Second, in applying the reasoning of the CoA in Sale [2013] EWCA Crim 1306, [2014] 1 WLR 663, the SC focussed on the fact that A had profited from his offending even though he had given value for the remuneration he received.  Since the legislative aim of Part 2 of PoCA is to ensure that criminals do not profit from their crimes, a confiscation order that requires the defendant to disgorge that profit is not disproportionate.  In Sale, Network Rail had received full value; although a confiscation order to the full value of the corruptly obtained contracts was disproportionate, it was proportionate to require the defendant to disgorge the profit made and to treat the full value given under the contract as analogous to full restoration to the loser.

Third, although a ‘profit-based’ confiscation order is likely to be appropriate where the provision of the service in question is otherwise lawful, in the case of a criminal enterprise (e.g arms dealing without a licence), no deduction is to be made on the ground of proportionality because the provision of illegal labour does not constitute restoration of value.  

Fourth, in assessing proportionality, a detailed or precise evidential or accounting exercise is not needed - that would be inappropriate for confiscation orders where clear rules and a broad-brush approach are necessary will be appropriate so as not to ensnare the courts in complex assessments requiring detailed evidential enquiries.  Moreover, there is no need for much time and effort to be expended in assessing profit, even in a broad-brush way, if it is clear that, in any event, that difference between the earnings with and without the fraud will exceed the recoverable amount.

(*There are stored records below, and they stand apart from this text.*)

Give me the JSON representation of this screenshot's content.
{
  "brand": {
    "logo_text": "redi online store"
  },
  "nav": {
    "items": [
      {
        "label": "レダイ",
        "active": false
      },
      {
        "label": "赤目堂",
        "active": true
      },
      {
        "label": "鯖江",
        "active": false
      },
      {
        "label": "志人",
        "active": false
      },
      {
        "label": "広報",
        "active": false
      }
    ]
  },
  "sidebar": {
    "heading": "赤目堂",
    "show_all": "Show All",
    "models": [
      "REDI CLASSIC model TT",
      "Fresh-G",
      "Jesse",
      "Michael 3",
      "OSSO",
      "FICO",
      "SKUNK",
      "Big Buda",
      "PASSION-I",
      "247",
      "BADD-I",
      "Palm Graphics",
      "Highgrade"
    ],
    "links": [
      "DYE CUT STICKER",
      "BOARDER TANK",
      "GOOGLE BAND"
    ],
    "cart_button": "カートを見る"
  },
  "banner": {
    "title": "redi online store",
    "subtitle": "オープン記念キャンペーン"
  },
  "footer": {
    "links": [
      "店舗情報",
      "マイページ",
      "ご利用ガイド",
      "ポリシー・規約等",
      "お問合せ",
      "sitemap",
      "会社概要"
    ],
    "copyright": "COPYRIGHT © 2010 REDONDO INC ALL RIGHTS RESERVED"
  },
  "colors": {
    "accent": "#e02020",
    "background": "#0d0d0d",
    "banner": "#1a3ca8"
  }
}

The judgment can be found on the Supreme Court website here.

Westlaw’s commentary can be found here.

Martin Evans QC was instructed by the CPS alongside Cameron Brown QC


[1]     At the conclusion of the hearing, the CPS was invited to make supplemental written submissions in relation to a possible middle way in the event the Court were to reject its primary submission favouring a “take all” approach – which it did: see §46 of the judgment.